Carlene Hill Byron writes at the intersection of mental health, faith and disability. Her book Not Quite Fine: Mental Health, Faith, and Showing Up for One Another (Herald Press, Oct. 2021) looks at how the ordinary work of God’s people supports mental health by helping people find meaning, belonging, purpose, value and hope in our lives.
As a writer and marketer with “lived experience” of mental health challenges, Carlene Byron holds strong opinions about the language we use to describe mental health and mental illness:
- Medications and therapy are not products to be consumed. Therefore, people with mental illness diagnoses are patients of psychiatrists, just as they are patients of GPs and OB/Gyns.

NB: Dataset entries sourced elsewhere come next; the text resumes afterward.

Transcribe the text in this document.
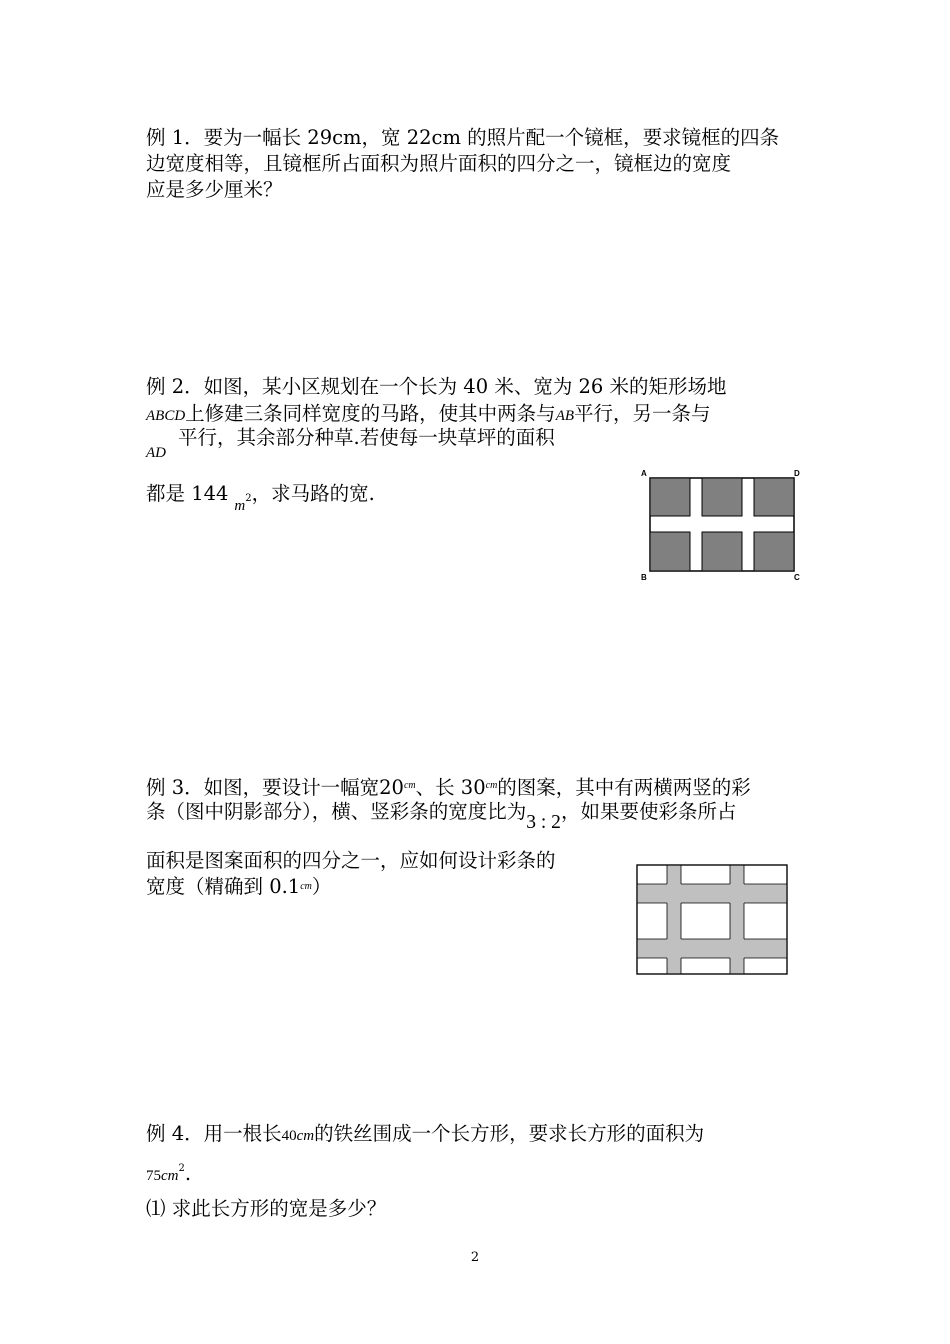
例 1．要为一幅长 29cm，宽 22cm 的照片配一个镜框，要求镜框的四条
边宽度相等，且镜框所占面积为照片面积的四分之一，镜框边的宽度
应是多少厘米？
例 2．如图，某小区规划在一个长为 40 米、宽为 26 米的矩形场地
ABCD上修建三条同样宽度的马路，使其中两条与AB平行，另一条与
AD
平行，其余部分种草.若使每一块草坪的面积
都是 $144_m^2$，求马路的宽.
A	D
B	C
例 3．如图，要设计一幅宽$20^{cm}$、长 $30^{cm}$的图案，其中有两横两竖的彩
条（图中阴影部分），横、竖彩条的宽度比为3 : 2，如果要使彩条所占
面积是图案面积的四分之一，应如何设计彩条的
宽度（精确到 $0.1^{cm}$）
例 4．用一根长40cm的铁丝围成一个长方形，要求长方形的面积为
$75cm^2$.
⑴ 求此长方形的宽是多少？
2
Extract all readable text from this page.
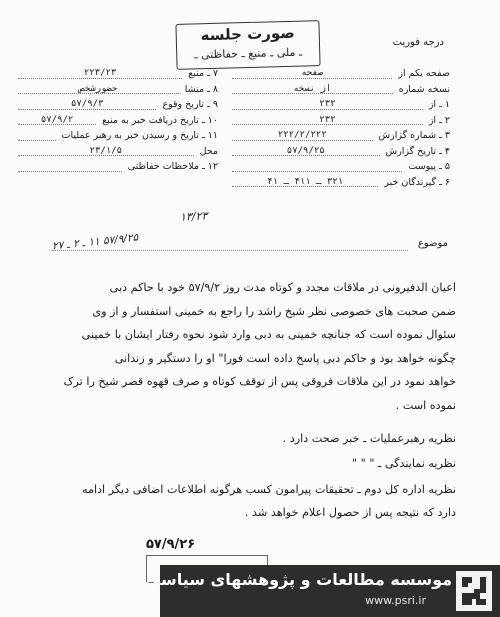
درجه فوریت
صورت جلسه
ـ ملی ـ منبع ـ حفاظتی ـ
صفحه یکم از
صفحه
نسخه شماره
از نسخه
۱ ـ از
۲۳۲
۲ ـ از
۲۳۲
۳ ـ شماره گزارش
۲۲۲/۲/۲۲۲
۴ ـ تاریخ گزارش
۵۷/۹/۲۵
۵ ـ پیوست
۶ ـ گیرندگان خبر
۳۲۱ ـ ۴۱۱ ـ ۴۱
۷ ـ منبع
۲۲۳/۲۳
۸ ـ منشا
حضورشخص
۹ ـ تاریخ وقوع
۵۷/۹/۳
۱۰ ـ تاریخ دریافت خبر به منبع
۵۷/۹/۲
۱۱ ـ تاریخ و رسیدن خبر به رهبر عملیات
محل
۲۳/۱/۵
۱۲ ـ ملاحظات حفاظتی
۱۳/۲۳
۵۷/۹/۲۵ ۱۱ ـ ۲ ـ ۲۷	موضوع

اعیان الدفیرونی در ملاقات مجدد و کوتاه مدت روز ۵۷/۹/۲ خود با حاکم دبی

ضمن صحبت های خصوصی نظر شیخ راشد را راجع به خمینی استفسار و از وی

سئوال نموده است که جنانچه خمینی به دبی وارد شود نحوه رفتار ایشان با خمینی

چگونه خواهد بود و حاکم دبی پاسخ داده است فورا" او را دستگیر و زندانی

خواهد نمود در این ملاقات فروقی پس از توقف کوتاه و صرف قهوه قصر شیخ را ترک

نموده است .

نظریه رهبرعملیات ـ خبر صحت دارد .

نظریه نمایندگی ـ " " "

نظریه اداره کل دوم ـ تحقیقات پیرامون کسب هرگونه اطلاعات اضافی دیگر ادامه

دارد که نتیجه پس از حصول اعلام خواهد شد .

۵۷/۹/۲۶
موسسه مطالعات و پژوهشهای سیاسی
www.psri.ir
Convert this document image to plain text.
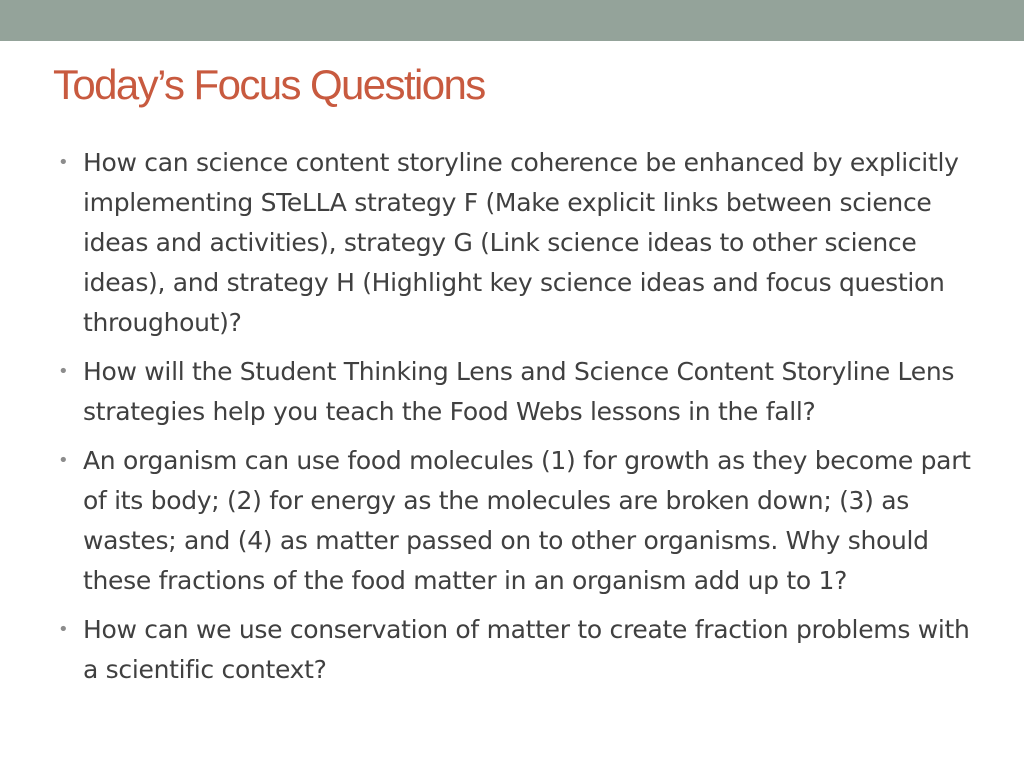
Today’s Focus Questions
• How can science content storyline coherence be enhanced by explicitly implementing STeLLA strategy F (Make explicit links between science ideas and activities), strategy G (Link science ideas to other science ideas), and strategy H (Highlight key science ideas and focus question throughout)?
• How will the Student Thinking Lens and Science Content Storyline Lens strategies help you teach the Food Webs lessons in the fall?
• An organism can use food molecules (1) for growth as they become part of its body; (2) for energy as the molecules are broken down; (3) as wastes; and (4) as matter passed on to other organisms. Why should these fractions of the food matter in an organism add up to 1?
• How can we use conservation of matter to create fraction problems with a scientific context?
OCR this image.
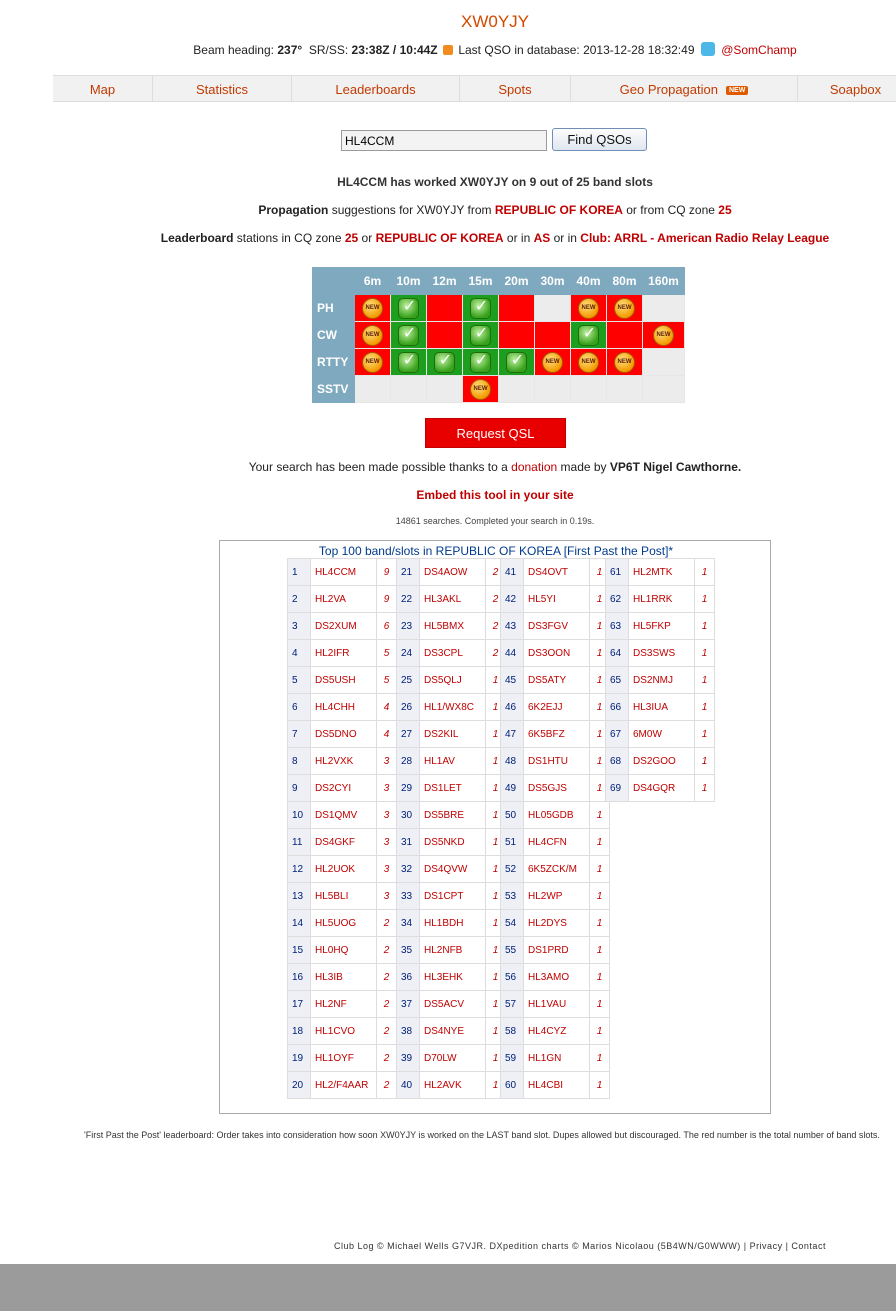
XW0YJY
Beam heading: 237° SR/SS: 23:38Z / 10:44Z Last QSO in database: 2013-12-28 18:32:49 @SomChamp
Map	Statistics	Leaderboards	Spots	Geo Propagation NEW	Soapbox
HL4CCM
Find QSOs
HL4CCM has worked XW0YJY on 9 out of 25 band slots
Propagation suggestions for XW0YJY from REPUBLIC OF KOREA or from CQ zone 25
Leaderboard stations in CQ zone 25 or REPUBLIC OF KOREA or in AS or in Club: ARRL - American Radio Relay League
	6m	10m	12m	15m	20m	30m	40m	80m	160m
PH	NEW	✓		✓			NEW	NEW	

CW	NEW	✓		✓			✓		NEW

RTTY	NEW	✓	✓	✓	✓	NEW	NEW	NEW	

SSTV				NEW					

Request QSL
Your search has been made possible thanks to a donation made by VP6T Nigel Cawthorne.
Embed this tool in your site
14861 searches. Completed your search in 0.19s.
Top 100 band/slots in REPUBLIC OF KOREA [First Past the Post]*
1	HL4CCM	9
2	HL2VA	9
3	DS2XUM	6
4	HL2IFR	5
5	DS5USH	5
6	HL4CHH	4
7	DS5DNO	4
8	HL2VXK	3
9	DS2CYI	3
10	DS1QMV	3
11	DS4GKF	3
12	HL2UOK	3
13	HL5BLI	3
14	HL5UOG	2
15	HL0HQ	2
16	HL3IB	2
17	HL2NF	2
18	HL1CVO	2
19	HL1OYF	2
20	HL2/F4AAR	2
21	DS4AOW	2
22	HL3AKL	2
23	HL5BMX	2
24	DS3CPL	2
25	DS5QLJ	1
26	HL1/WX8C	1
27	DS2KIL	1
28	HL1AV	1
29	DS1LET	1
30	DS5BRE	1
31	DS5NKD	1
32	DS4QVW	1
33	DS1CPT	1
34	HL1BDH	1
35	HL2NFB	1
36	HL3EHK	1
37	DS5ACV	1
38	DS4NYE	1
39	D70LW	1
40	HL2AVK	1
41	DS4OVT	1
42	HL5YI	1
43	DS3FGV	1
44	DS3OON	1
45	DS5ATY	1
46	6K2EJJ	1
47	6K5BFZ	1
48	DS1HTU	1
49	DS5GJS	1
50	HL05GDB	1
51	HL4CFN	1
52	6K5ZCK/M	1
53	HL2WP	1
54	HL2DYS	1
55	DS1PRD	1
56	HL3AMO	1
57	HL1VAU	1
58	HL4CYZ	1
59	HL1GN	1
60	HL4CBI	1
61	HL2MTK	1
62	HL1RRK	1
63	HL5FKP	1
64	DS3SWS	1
65	DS2NMJ	1
66	HL3IUA	1
67	6M0W	1
68	DS2GOO	1
69	DS4GQR	1
'First Past the Post' leaderboard: Order takes into consideration how soon XW0YJY is worked on the LAST band slot. Dupes allowed but discouraged. The red number is the total number of band slots.
Club Log © Michael Wells G7VJR. DXpedition charts © Marios Nicolaou (5B4WN/G0WWW) | Privacy | Contact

- If half the population experiences mental health problems in our lifetime, then mental health problems are normal, not exceptional. More likely situational than genetic. More nearly what our grandparents called “suffering” and “difficulty.” Even sometimes “peculiarity.” A mental health problem is not necessarily a mental illness best treated with medicines. Friends, hugs, and distractions can go a long way in caring for mental health problems. Also meaning, belonging, purpose, value, and hope. (See #notquitefinebook for details!)
- The word stigma connotes a group who belong outside the community of the acceptable. Patients of psychiatrists (as well as those who need, but are not currently receiving care) do not belong outside the community of the acceptable. Therefore the word stigma does not correctly describe their treatment by our culture.
- On the other hand, the word discrimination connotes the unjust and different treatment of a group for no reason. When an OMB disability reporting form intended for post-hiring use appears in job application packets, this is a sign of discrimination. Stigma is a weasel word. Let’s call it discrimination. You can fight a behavior. Even in court, should it come to that.